District of Columbia v. R.W.: Courts must consider all circumstances to determine “reasonable suspicion” for investigatory stop
By Greg Mermelstein, Deputy Director & General Counsel, Missouri Public Defender
Police had reasonable suspicion to make an investigatory stop of a juvenile driver who, at 2:00 a.m., kept backing up his car with a door open after two passengers fled the car when an officer approached, the U.S. Supreme Court held April 20 in District of Columbia v. R.W..
Police were dispatched at 2:00 a.m. to an apartment building in Washington, D.C., to check out a report of a suspicious car.
An officer arrived and saw two people immediately jump out of the car and flee.
Even though the runners left the car’s back door open, the driver began backing out of a parking space with the door open.
The officer decided to investigate and drew his gun. He ordered the driver, R.W. – a juvenile – to get out and put his hands up.
R.W. was subsequently charged with unauthorized use of a motor vehicle and related offenses.
R.W. moved to suppress all evidence obtained after he was stopped on grounds the officer lacked reasonable suspicion to stop him under the Fourth Amendment.
The trial court denied the motion to suppress, but the D.C. Court of Appeals reversed.
The Court of Appeals “excised” the dispatch call and the flight of R.W.’s passengers from its analysis, then concluded the remaining facts weren’t sufficient to show reasonable suspicion.
Holding
The Supreme Court reversed, in a summary per curiam opinion, with two justices opposing the grant of certiorari.
When an officer makes a brief investigatory stop that falls short of a traditional arrest, the Fourth Amendment is satisfied if the officer had “reasonable suspicion” to believe “criminal activity may be afoot”, the Court said.
A reviewing court must look at the “totality of circumstances” of each case – “an analysis that precludes ‘evaluation and rejection’ of ‘factors in isolation from each other’”, the Court said.
The D.C. Court of Appeals “departed” from these principles, the Court said.
Reasonable suspicion “permits officers to make ‘commonsense judgments and inferences about human behavior”, the Court said.
Here, the officer had reasonable suspicion because passengers acted “strangely” by fleeing when the officer approached, and R.W. continued to back out of the parking space “ignoring” the car’s open back door, the Court said.

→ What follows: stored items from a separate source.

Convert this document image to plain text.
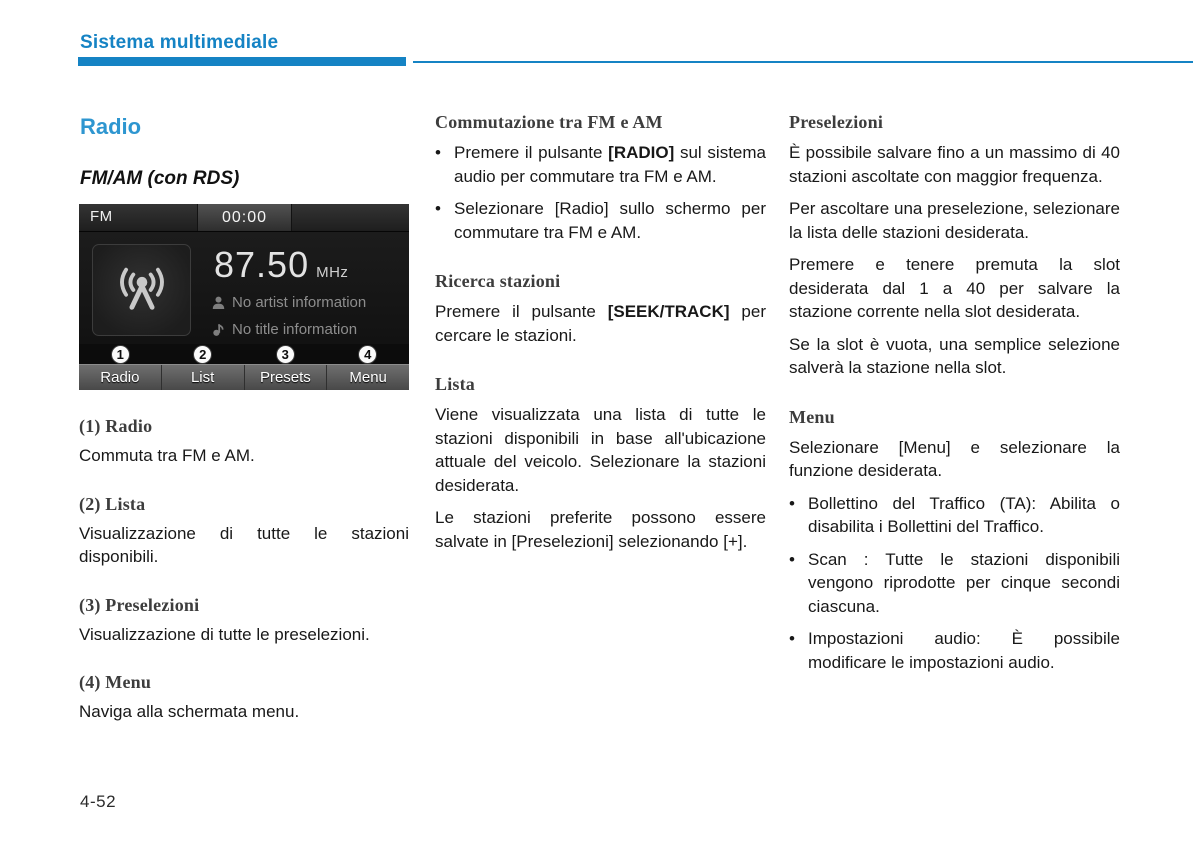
Sistema multimediale
Radio
FM/AM (con RDS)
FM	00:00
87.50 MHz
No artist information
No title information
1	2	3	4
Radio	List	Presets	Menu
(1) Radio

Commuta tra FM e AM.

(2) Lista

Visualizzazione di tutte le stazioni disponibili.

(3) Preselezioni

Visualizzazione di tutte le preselezioni.

(4) Menu

Naviga alla schermata menu.

Commutazione tra FM e AM
•
Premere il pulsante [RADIO] sul sistema audio per commutare tra FM e AM.
•
Selezionare [Radio] sullo schermo per commutare tra FM e AM.
Ricerca stazioni

Premere il pulsante [SEEK/TRACK] per cercare le stazioni.

Lista

Viene visualizzata una lista di tutte le stazioni disponibili in base all'ubicazione attuale del veicolo. Selezionare la stazioni desiderata.

Le stazioni preferite possono essere salvate in [Preselezioni] selezionando [+].

Preselezioni

È possibile salvare fino a un massimo di 40 stazioni ascoltate con maggior frequenza.

Per ascoltare una preselezione, selezionare la lista delle stazioni desiderata.

Premere e tenere premuta la slot desiderata dal 1 a 40 per salvare la stazione corrente nella slot desiderata.

Se la slot è vuota, una semplice selezione salverà la stazione nella slot.

Menu

Selezionare [Menu] e selezionare la funzione desiderata.

•
Bollettino del Traffico (TA): Abilita o disabilita i Bollettini del Traffico.
•
Scan : Tutte le stazioni disponibili vengono riprodotte per cinque secondi ciascuna.
•
Impostazioni audio: È possibile modificare le impostazioni audio.
4-52
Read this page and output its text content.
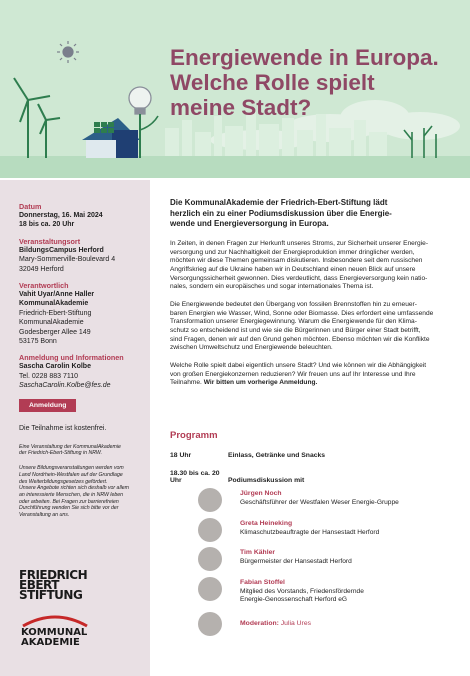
Energiewende in Europa.
Welche Rolle spielt
meine Stadt?
Datum
Donnerstag, 16. Mai 2024
18 bis ca. 20 Uhr
Veranstaltungsort
BildungsCampus Herford
Mary-Sommerville-Boulevard 4
32049 Herford
Verantwortlich
Vahit Uyar/Anne Haller
KommunalAkademie
Friedrich-Ebert-Stiftung
KommunalAkademie
Godesberger Allee 149
53175 Bonn
Anmeldung und Informationen
Sascha Carolin Kolbe
Tel. 0228 883 7110
SaschaCarolin.Kolbe@fes.de
Anmeldung
Die Teilnahme ist kostenfrei.
Eine Veranstaltung der KommunalAkademie
der Friedrich-Ebert-Stiftung in NRW.
Unsere Bildungsveranstaltungen werden vom
Land Nordrhein-Westfalen auf der Grundlage
des Weiterbildungsgesetzes gefördert.
Unsere Angebote richten sich deshalb vor allem
an interessierte Menschen, die in NRW leben
oder arbeiten. Bei Fragen zur barrierefreien
Durchführung wenden Sie sich bitte vor der
Veranstaltung an uns.
FRIEDRICH
EBERT
STIFTUNG
KOMMUNAL
AKADEMIE
Die KommunalAkademie der Friedrich-Ebert-Stiftung lädt
herzlich ein zu einer Podiumsdiskussion über die Energie-
wende und Energieversorgung in Europa.
In Zeiten, in denen Fragen zur Herkunft unseres Stroms, zur Sicherheit unserer Energie-
versorgung und zur Nachhaltigkeit der Energieproduktion immer dringlicher werden,
möchten wir diese Themen gemeinsam diskutieren. Insbesondere seit dem russischen
Angriffskrieg auf die Ukraine haben wir in Deutschland einen neuen Blick auf unsere
Versorgungssicherheit gewonnen. Dies verdeutlicht, dass Energieversorgung kein natio-
nales, sondern ein europäisches und sogar internationales Thema ist.
Die Energiewende bedeutet den Übergang von fossilen Brennstoffen hin zu erneuer-
baren Energien wie Wasser, Wind, Sonne oder Biomasse. Dies erfordert eine umfassende
Transformation unserer Energiegewinnung. Warum die Energiewende für den Klima-
schutz so entscheidend ist und wie sie die Bürgerinnen und Bürger einer Stadt betrifft,
sind Fragen, denen wir auf den Grund gehen möchten. Ebenso möchten wir die Konflikte
zwischen Umweltschutz und Energiewende beleuchten.
Welche Rolle spielt dabei eigentlich unsere Stadt? Und wie können wir die Abhängigkeit
von großen Energiekonzernen reduzieren? Wir freuen uns auf Ihr Interesse und Ihre
Teilnahme. Wir bitten um vorherige Anmeldung.
Programm
18 Uhr	Einlass, Getränke und Snacks
18.30 bis ca. 20 Uhr	Podiumsdiskussion mit
Jürgen Noch
Geschäftsführer der Westfalen Weser Energie-Gruppe
Greta Heineking
Klimaschutzbeauftragte der Hansestadt Herford
Tim Kähler
Bürgermeister der Hansestadt Herford
Fabian Stoffel
Mitglied des Vorstands, Friedensfördernde
Energie-Genossenschaft Herford eG
Moderation: Julia Ures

“R.W.’s own actions – combined with the panicked flight of his companions – strongly suggested that he (like them) engaged in unlawful conduct he wished to hide from police”, the Court said.
The D.C. Court of Appeals incorrectly “excised” relevant facts – the flight of the passengers — from its analysis, the Court said.
“Pretending that the most revealing aspect of the encounter did not happen is imcompatible with the totality-of-the-circumstances approach required by our precedents”, the Court concluded.
Justices oppose summary intervention
Justice Jackson dissented.
“I am not sure why our Court sees fit to intervene in this case, let alone do so summarily”, Jackson said.
If “the Court’s decision to intervene reflects disapproval of the DCCA’s assessment of which particular facts to weigh and to what extent, I cannot fathom why that kind of factbound determination warranted correction by this Court.”
“In my view, this is not a worthy accomplishment for the unusual step of a summary reversal”, Jackson said.
Justice Sotomayor also would have denied the petition for writ of certiorari.